At first thought, Potato Salad doesn't sound like all that much of a challenge. I decided to re-think the same old same old, and see how my regular recipe could be improved.
Jami Sorrento was our June Daring Cooks hostess and she chose to challenge us to celebrate the humble spud by making a delicious and healthy potato salad. The Daring Cooks Potato Salad Challenge was sponsored by the nice people at the United States Potato Board, who awarded prizes to the top 3 most creative and healthy potato salads. A medium-size (5.3 ounce) potato has 110 calories, no fat, no cholesterol, no sodium and includes nearly half your daily value of vitamin C and has more potassium than a banana!

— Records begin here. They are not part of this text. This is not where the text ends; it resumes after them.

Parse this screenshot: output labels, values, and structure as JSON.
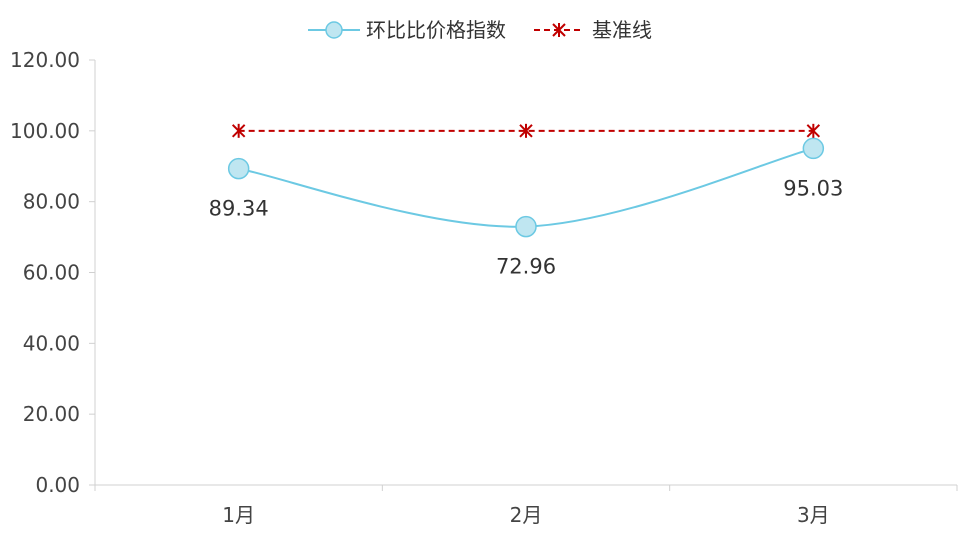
{
  "chart_data": {
    "type": "line",
    "categories": [
      "1月",
      "2月",
      "3月"
    ],
    "series": [
      {
        "name": "环比比价格指数",
        "values": [
          89.34,
          72.96,
          95.03
        ],
        "color": "#6cc9e3",
        "style": "smooth-line-circle-markers",
        "data_labels": [
          "89.34",
          "72.96",
          "95.03"
        ]
      },
      {
        "name": "基准线",
        "values": [
          100,
          100,
          100
        ],
        "color": "#c00000",
        "style": "dashed-line-star-markers"
      }
    ],
    "ylim": [
      0,
      120
    ],
    "yticks": [
      "0.00",
      "20.00",
      "40.00",
      "60.00",
      "80.00",
      "100.00",
      "120.00"
    ],
    "legend": "top-center",
    "grid": false
  }
}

Normally, I boil the potatoes, add some chopped veggies and toss everything with mayonnaise, mustard, salt and pepper, etc. before refrigerating. Just for the heck of it I checked my old Joy of Cooking to see how far off I've been from a standard. Low and behold, the correct technique should be to toss the still warm potatoes with vinaigrette, let them cool a bit, add the vegetables if any, refrigerate, then add your mayonnaise dressing when the salad is cold. Brilliant idea, as the oil and vinegar, plus herbs can be absorbed by the warm potatoes, before adding any mayonnaise.